Though wireless charging hasn’t quite caught fire with owners of mobile devices that are capable of pulling off the task, that doesn’t necessarily mean that cable-less charging won’t eventually come to other form factors, like desktop or laptop computers, including the new Mac Pro, iMac or future MacBook notebooks.
Apple has reportedly just won a patent that could pave the way for iMac and Mac Pro desktops along with MacBook laptops to be powered wirelessly. Apple credits Brett Bilbrey, Michael Culbert, Peter Arnold, David Simon, Mushtaq Sarwar and former Apple engineer Richard DeVaul as the inventors of this new patent, which just was put out by the U.S. Patent and Trademark Office.
Don’t get the wrong idea though. You shouldn’t expect the next generation of iMac desktops and MacBooks to come sans charging cables. Patents get granted to companies all the time, and just because a firm acquires a patent doesn’t mean that they will act on it and incorporate the contents of a particular patent in future product designs.

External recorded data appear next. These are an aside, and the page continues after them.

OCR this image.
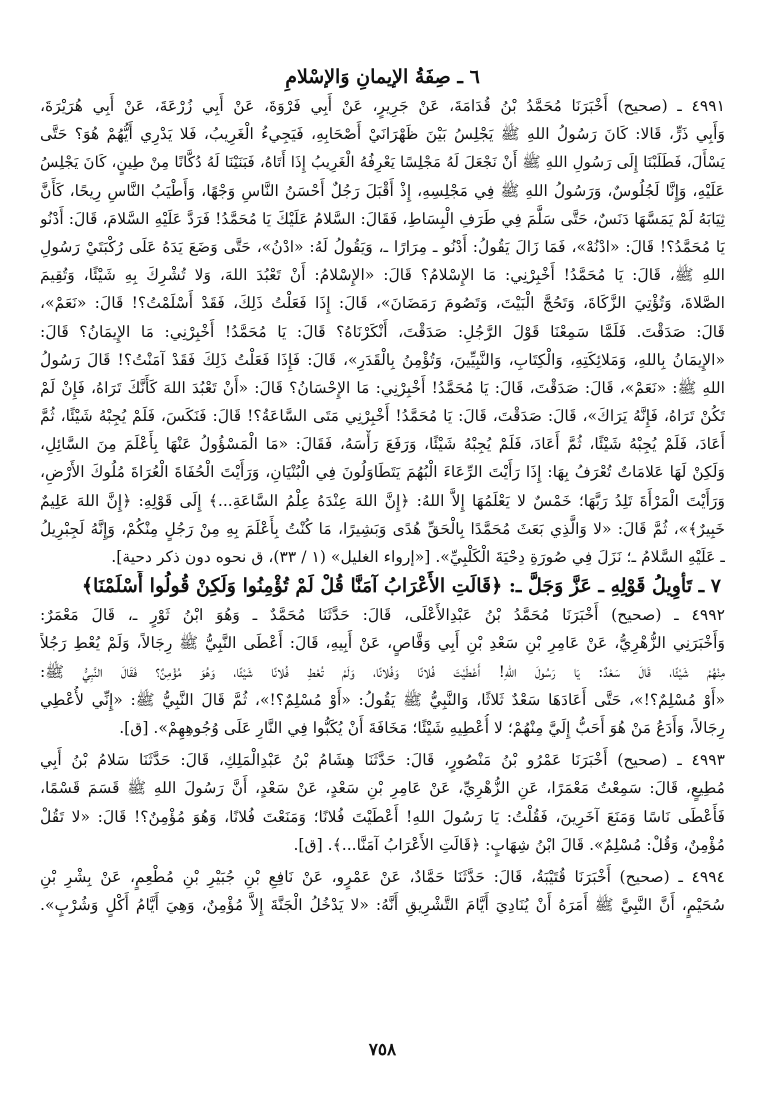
٦ ـ صِفَةُ الإيمانِ وَالإسْلامِ
٤٩٩١ ـ (صحيح) أَخْبَرَنَا مُحَمَّدُ بْنُ قُدَامَةَ، عَنْ جَرِيرٍ، عَنْ أَبِي فَرْوَةَ، عَنْ أَبِي زُرْعَةَ، عَنْ أَبِي هُرَيْرَةَ،
وَأَبِي ذَرٍّ، قَالا: كَانَ رَسُولُ اللهِ ﷺ يَجْلِسُ بَيْنَ ظَهْرَانَيْ أَصْحَابِهِ، فَيَجِيءُ الْغَرِيبُ، فَلا يَدْرِي أَيُّهُمْ هُوَ؟ حَتَّى
يَسْأَلَ، فَطَلَبْنَا إِلَى رَسُولِ اللهِ ﷺ أَنْ نَجْعَلَ لَهُ مَجْلِسًا يَعْرِفُهُ الْغَرِيبُ إِذَا أَتَاهُ، فَبَنَيْنَا لَهُ دُكَّانًا مِنْ طِينٍ، كَانَ يَجْلِسُ
عَلَيْهِ، وَإِنَّا لَجُلُوسٌ، وَرَسُولُ اللهِ ﷺ فِي مَجْلِسِهِ، إِذْ أَقْبَلَ رَجُلٌ أَحْسَنُ النَّاسِ وَجْهًا، وَأَطْيَبُ النَّاسِ رِيحًا، كَأَنَّ
ثِيَابَهُ لَمْ يَمَسَّهَا دَنَسٌ، حَتَّى سَلَّمَ فِي طَرَفِ الْبِسَاطِ، فَقَالَ: السَّلامُ عَلَيْكَ يَا مُحَمَّدُ! فَرَدَّ عَلَيْهِ السَّلامَ، قَالَ: أَدْنُو
يَا مُحَمَّدُ؟! قَالَ: «ادْنُهْ»، فَمَا زَالَ يَقُولُ: أَدْنُو ـ مِرَارًا ـ، وَيَقُولُ لَهُ: «ادْنُ»، حَتَّى وَضَعَ يَدَهُ عَلَى رُكْبَتَيْ رَسُولِ
اللهِ ﷺ، قَالَ: يَا مُحَمَّدُ! أَخْبِرْنِي: مَا الإِسْلامُ؟ قَالَ: «الإِسْلامُ: أَنْ تَعْبُدَ اللهَ، وَلا تُشْرِكَ بِهِ شَيْئًا، وَتُقِيمَ
الصَّلاةَ، وَتُؤْتِيَ الزَّكَاةَ، وَتَحُجَّ الْبَيْتَ، وَتَصُومَ رَمَضَانَ»، قَالَ: إِذَا فَعَلْتُ ذَلِكَ، فَقَدْ أَسْلَمْتُ؟! قَالَ: «نَعَمْ»،
قَالَ: صَدَقْتَ. فَلَمَّا سَمِعْنَا قَوْلَ الرَّجُلِ: صَدَقْتَ، أَنْكَرْنَاهُ؟ قَالَ: يَا مُحَمَّدُ! أَخْبِرْنِي: مَا الإِيمَانُ؟ قَالَ:
«الإِيمَانُ بِاللهِ، وَمَلائِكَتِهِ، وَالْكِتَابِ، وَالنَّبِيِّينَ، وَتُؤْمِنُ بِالْقَدَرِ»، قَالَ: فَإِذَا فَعَلْتُ ذَلِكَ فَقَدْ آمَنْتُ؟! قَالَ رَسُولُ
اللهِ ﷺ: «نَعَمْ»، قَالَ: صَدَقْتَ، قَالَ: يَا مُحَمَّدُ! أَخْبِرْنِي: مَا الإِحْسَانُ؟ قَالَ: «أَنْ تَعْبُدَ اللهَ كَأَنَّكَ تَرَاهُ، فَإِنْ لَمْ
تَكُنْ تَرَاهُ، فَإِنَّهُ يَرَاكَ»، قَالَ: صَدَقْتَ، قَالَ: يَا مُحَمَّدُ! أَخْبِرْنِي مَتَى السَّاعَةُ؟! قَالَ: فَنَكَسَ، فَلَمْ يُجِبْهُ شَيْئًا، ثُمَّ
أَعَادَ، فَلَمْ يُجِبْهُ شَيْئًا، ثُمَّ أَعَادَ، فَلَمْ يُجِبْهُ شَيْئًا، وَرَفَعَ رَأْسَهُ، فَقَالَ: «مَا الْمَسْؤُولُ عَنْهَا بِأَعْلَمَ مِنَ السَّائِلِ،
وَلَكِنْ لَهَا عَلامَاتٌ تُعْرَفُ بِهَا: إِذَا رَأَيْتَ الرِّعَاءَ الْبُهُمَ يَتَطَاوَلُونَ فِي الْبُنْيَانِ، وَرَأَيْتَ الْحُفَاةَ الْعُرَاةَ مُلُوكَ الأَرْضِ،
وَرَأَيْتَ الْمَرْأَةَ تَلِدُ رَبَّهَا؛ خَمْسٌ لا يَعْلَمُهَا إِلاَّ اللهُ: ﴿إِنَّ اللهَ عِنْدَهُ عِلْمُ السَّاعَةِ...﴾ إِلَى قَوْلِهِ: ﴿إِنَّ اللهَ عَلِيمٌ
خَبِيرٌ﴾»، ثُمَّ قَالَ: «لا وَالَّذِي بَعَثَ مُحَمَّدًا بِالْحَقِّ هُدًى وَبَشِيرًا، مَا كُنْتُ بِأَعْلَمَ بِهِ مِنْ رَجُلٍ مِنْكُمْ، وَإِنَّهُ لَجِبْرِيلُ
ـ عَلَيْهِ السَّلامُ ـ؛ نَزَلَ فِي صُورَةِ دِحْيَةَ الْكَلْبِيِّ». [«إرواء الغليل» (١ / ٣٣)، ق نحوه دون ذكر دحية].
٧ ـ تَأْوِيلُ قَوْلِهِ ـ عَزَّ وَجَلَّ ـ: ﴿قَالَتِ الأَعْرَابُ آمَنَّا قُلْ لَمْ تُؤْمِنُوا وَلَكِنْ قُولُوا أَسْلَمْنَا﴾
٤٩٩٢ ـ (صحيح) أَخْبَرَنَا مُحَمَّدُ بْنُ عَبْدِالأَعْلَى، قَالَ: حَدَّثَنَا مُحَمَّدٌ ـ وَهُوَ ابْنُ ثَوْرٍ ـ، قَالَ مَعْمَرٌ:
وَأَخْبَرَنِي الزُّهْرِيُّ، عَنْ عَامِرِ بْنِ سَعْدِ بْنِ أَبِي وَقَّاصٍ، عَنْ أَبِيهِ، قَالَ: أَعْطَى النَّبِيُّ ﷺ رِجَالاً، وَلَمْ يُعْطِ رَجُلاً
مِنْهُمْ شَيْئًا، قَالَ سَعْدٌ: يَا رَسُولَ اللهِ! أَعْطَيْتَ فُلانًا وَفُلانًا، وَلَمْ تُعْطِ فُلانًا شَيْئًا، وَهُوَ مُؤْمِنٌ؟ فَقَالَ النَّبِيُّ ﷺ:
«أَوْ مُسْلِمٌ؟!»، حَتَّى أَعَادَهَا سَعْدٌ ثَلاثًا، وَالنَّبِيُّ ﷺ يَقُولُ: «أَوْ مُسْلِمٌ؟!»، ثُمَّ قَالَ النَّبِيُّ ﷺ: «إِنِّي لأُعْطِي
رِجَالاً، وَأَدَعُ مَنْ هُوَ أَحَبُّ إِلَيَّ مِنْهُمْ؛ لا أُعْطِيهِ شَيْئًا؛ مَخَافَةَ أَنْ يُكَبُّوا فِي النَّارِ عَلَى وُجُوهِهِمْ». [ق].
٤٩٩٣ ـ (صحيح) أَخْبَرَنَا عَمْرُو بْنُ مَنْصُورٍ، قَالَ: حَدَّثَنَا هِشَامُ بْنُ عَبْدِالْمَلِكِ، قَالَ: حَدَّثَنَا سَلامُ بْنُ أَبِي
مُطِيعٍ، قَالَ: سَمِعْتُ مَعْمَرًا، عَنِ الزُّهْرِيِّ، عَنْ عَامِرِ بْنِ سَعْدٍ، عَنْ سَعْدٍ، أَنَّ رَسُولَ اللهِ ﷺ قَسَمَ قَسْمًا،
فَأَعْطَى نَاسًا وَمَنَعَ آخَرِينَ، فَقُلْتُ: يَا رَسُولَ اللهِ! أَعْطَيْتَ فُلانًا؛ وَمَنَعْتَ فُلانًا، وَهُوَ مُؤْمِنٌ؟! قَالَ: «لا تَقُلْ
مُؤْمِنٌ، وَقُلْ: مُسْلِمٌ». قَالَ ابْنُ شِهَابٍ: ﴿قَالَتِ الأَعْرَابُ آمَنَّا...﴾. [ق].
٤٩٩٤ ـ (صحيح) أَخْبَرَنَا قُتَيْبَةُ، قَالَ: حَدَّثَنَا حَمَّادٌ، عَنْ عَمْرٍو، عَنْ نَافِعِ بْنِ جُبَيْرِ بْنِ مُطْعِمٍ، عَنْ بِشْرِ بْنِ
سُحَيْمٍ، أَنَّ النَّبِيَّ ﷺ أَمَرَهُ أَنْ يُنَادِيَ أَيَّامَ التَّشْرِيقِ أَنَّهُ: «لا يَدْخُلُ الْجَنَّةَ إِلاَّ مُؤْمِنٌ، وَهِيَ أَيَّامُ أَكْلٍ وَشُرْبٍ».
٧٥٨
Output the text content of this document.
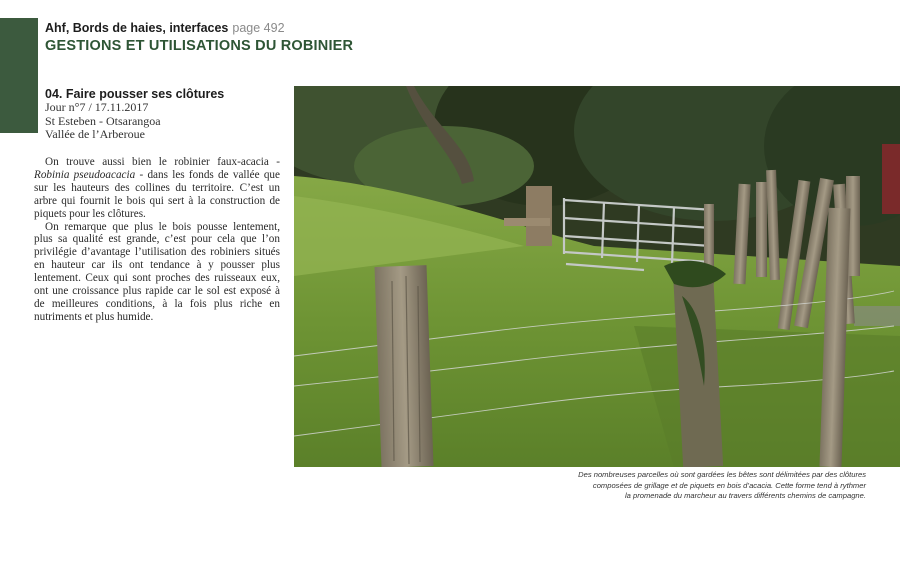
Ahf, Bords de haies, interfaces page 492
GESTIONS ET UTILISATIONS DU ROBINIER
04. Faire pousser ses clôtures
Jour n°7 / 17.11.2017
St Esteben - Otsarangoa
Vallée de l’Arberoue

On trouve aussi bien le robinier faux-acacia - Robinia pseudoacacia - dans les fonds de vallée que sur les hauteurs des collines du territoire. C’est un arbre qui fournit le bois qui sert à la construction de piquets pour les clôtures.

On remarque que plus le bois pousse lentement, plus sa qualité est grande, c’est pour cela que l’on privilégie d’avantage l’utilisation des robiniers situés en hauteur car ils ont tendance à y pousser plus lentement. Ceux qui sont proches des ruisseaux eux, ont une croissance plus rapide car le sol est exposé à de meilleures conditions, à la fois plus riche en nutriments et plus humide.

Des nombreuses parcelles où sont gardées les bêtes sont délimitées par des clôtures
composées de grillage et de piquets en bois d’acacia. Cette forme tend à rythmer
la promenade du marcheur au travers différents chemins de campagne.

We also wonder how much adding wireless tech to an iMac, Mac Pro or a MacBook would add to the cost of each device. Neither is exactly cheap (the MacBook Pro, starts at $1,200, while the iMac and Mac Pro start at $1,300 and $3,000, respectively), so the addition of such tech to products that are already priced highly may not make such a move viable from a consumer’s standpoint for years, that is, until wireless charging tech is streamlined to the point where adding it in place of a tried and true wired charging setup doesn’t add significant additional costs to the price of any of these products.